In reflecting about the novel, Anne touched on one of the story’s main thematic intentions, quoting thoughts of character Eva Braun’s as she keeps her friend company on a train during one very dark night of the soul:
“One could look at another’s life and judge or envy what it seemed to show. But things were almost always more complex than they appeared.”
I had a great time responding to her thoughtful questions, two of which I’ll share here, then link to her outstanding post–more of an article, really–for which I express my grateful appreciation.
Inked Brownies: Why did you choose to let the present part of the story take place in 1995?
PER: This benchmark, 50 years after the end of the war, represents a turning point for humanity, I think. How willing were we, are we, to go back and look more deeply at what had been left behind, unrecognized and unresolved, in that immense, human-initiated catastrophe? But also, the year 1995 is already “historical” in fiction’s terms, because it is about from that point that the technology of the virtual world began to assert itself in human life, rendering a very different human experience in our world today. To the extent that this material advancement isn’t matched by the development of inner-life values and compassionate, united perspective, I think we wreak havoc and suffering still.
Inked Brownies: Are you going to write another book and, if so, what can we expect of it?
PER: Inevitably, my next book is likely to be a memoir-style reflection about where this novel has led me. It is certainly not what I would ever have predicted or expected, and there are experiences that I’m probably never going to be able to understand, let alone explain. Many of them relate to the lives of the two other individuals in the story who actually lived (and died) in wartime Germany and made very courageous contributions: writer and artist Erich Mühsam and a Jesuit priest, Father Alfred Delp, who aided the Resistance.

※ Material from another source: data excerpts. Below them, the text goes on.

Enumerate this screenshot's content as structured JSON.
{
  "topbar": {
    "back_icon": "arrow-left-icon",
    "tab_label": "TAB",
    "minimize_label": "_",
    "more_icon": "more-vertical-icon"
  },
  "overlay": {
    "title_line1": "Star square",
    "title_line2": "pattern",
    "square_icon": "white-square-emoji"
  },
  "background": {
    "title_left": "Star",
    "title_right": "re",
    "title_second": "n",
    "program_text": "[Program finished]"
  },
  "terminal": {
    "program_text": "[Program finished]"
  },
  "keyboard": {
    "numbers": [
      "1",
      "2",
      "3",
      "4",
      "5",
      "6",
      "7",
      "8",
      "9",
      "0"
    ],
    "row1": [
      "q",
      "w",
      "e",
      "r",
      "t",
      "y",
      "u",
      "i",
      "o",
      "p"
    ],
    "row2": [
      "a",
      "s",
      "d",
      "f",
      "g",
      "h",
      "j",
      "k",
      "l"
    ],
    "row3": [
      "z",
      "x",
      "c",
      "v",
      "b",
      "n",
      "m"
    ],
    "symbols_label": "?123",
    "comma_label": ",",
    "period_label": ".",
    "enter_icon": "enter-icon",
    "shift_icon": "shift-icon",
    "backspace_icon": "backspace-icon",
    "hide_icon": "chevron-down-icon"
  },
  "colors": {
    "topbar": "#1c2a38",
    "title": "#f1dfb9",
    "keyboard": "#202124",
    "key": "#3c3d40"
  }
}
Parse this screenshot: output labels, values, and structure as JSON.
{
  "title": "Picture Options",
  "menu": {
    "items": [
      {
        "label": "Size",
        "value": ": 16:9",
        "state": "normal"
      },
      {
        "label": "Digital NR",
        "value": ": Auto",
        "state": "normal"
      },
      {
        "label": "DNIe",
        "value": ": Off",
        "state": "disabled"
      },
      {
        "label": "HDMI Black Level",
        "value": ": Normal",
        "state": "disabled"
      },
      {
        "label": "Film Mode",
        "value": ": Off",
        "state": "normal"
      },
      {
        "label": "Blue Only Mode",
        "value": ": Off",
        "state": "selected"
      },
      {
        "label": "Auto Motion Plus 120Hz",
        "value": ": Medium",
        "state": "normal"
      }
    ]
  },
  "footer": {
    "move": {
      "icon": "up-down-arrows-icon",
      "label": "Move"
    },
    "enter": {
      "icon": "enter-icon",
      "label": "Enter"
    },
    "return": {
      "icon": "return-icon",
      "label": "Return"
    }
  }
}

Find Anne’s Inked Brownies post (with some pretty curious illustrations and embellishments) at:
http://inkedbrownies.com/2016/03/08/the-munich-girl-a-novel-by-phyllis-edgerly-ring/
March 13, 2016 at 11:36 am
This is an interesting and thought-provoking take on your book, Phyllis. Thank you. Nancy
March 13, 2016 at 3:10 pm
Wunderbar!! 🙂
January 11, 2017 at 7:15 pm
“Munich Girl” is a good, satisfying read. If anything about the Nazis can be “satisfying.” It explores the depths of the human heart and experience. I can well believe it inspired a memoir, Phyllis. These are things we think about, or should.